The Flight is a particularly remarkable expression of Rembrandt’s experimental intelligence, as such an act of transforming another artist’s printing plate is nearly unprecedented in the history of printmaking. That the print offers a sort of posthumous “collaboration,” with the work of Segers on the left and that of Rembrandt on the right, is especially significant, as Segers’s own prints are so rare as to be unobtainable. Rembrandt’s reworking of this plate is dated to around 1652, just before he made his monumental drypoints The Three Crosses (1653), of which the Museum has an impression, and Ecce Homo (ca. 1655). Both works are considered landmarks in the history of printmaking because of Rembrandt’s reworking of the printing plates between states, which drastically reconfigured their compositions. The fact that they are dated to just after his transformative reuse of Segers’s plate may indicate that this experience provided the impetus for similar interventions in his own drypoints in the following years.

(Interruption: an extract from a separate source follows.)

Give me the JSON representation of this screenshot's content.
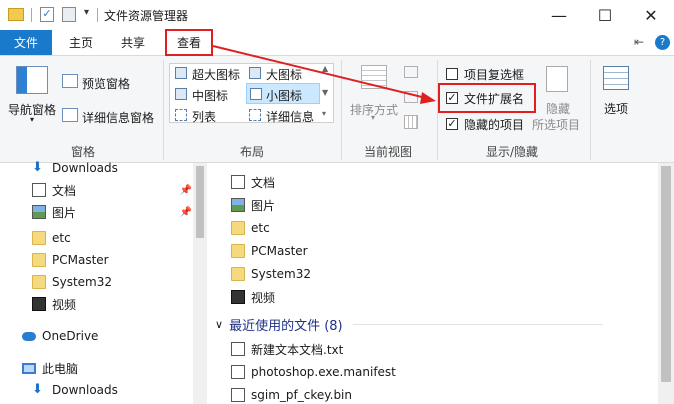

The Windmill demonstrates Rembrandt’s earlier experiments in printmaking, if much more subtly. In the sky around the mill at left, there is an atmospheric grayish haze that some have argued is the result of sulfur tinting—a little-studied technique used by a handful of etchers in the early modern period. Pitted highlights within this haze indicate that it might be some other, as yet unidentified process. Regardless, there is a directionality to the haziness, with barely discernible strokes running diagonally upward from left. These are likely the result of how Rembrandt brushed his plate with a feather while applying acid to etch the plate. The tiny hairline cracks in the sky at center are likely the etched craquelure of an overbaked etching ground. Tinting and craquelure are difficult to control techniques, introducing an element of chance. For another artist, they might be considered to have been accidents, or “false-biting,” during the etching process, but their prominence in an otherwise blank sky and the fact that Rembrandt chose not to burnish them away indicate that he intended them to add atmospheric effects to the scene. He thus harnessed mercurial print processes to render the equally unpredictable Dutch weather.
The Windmill and The Flight into Egypt were acquired at the first of three highly anticipated auctions of the virtually complete collection of Rembrandt prints belonging to Sam Josefowitz (1921–2015), a collector known for having some of the finest Rembrandt impressions in private hands. Indeed, these two examples are exceptional, and the fact that they have a new home at the Princeton University Art Museum ensures that they will now and forever be accessible to the public and to the Princeton community in particular.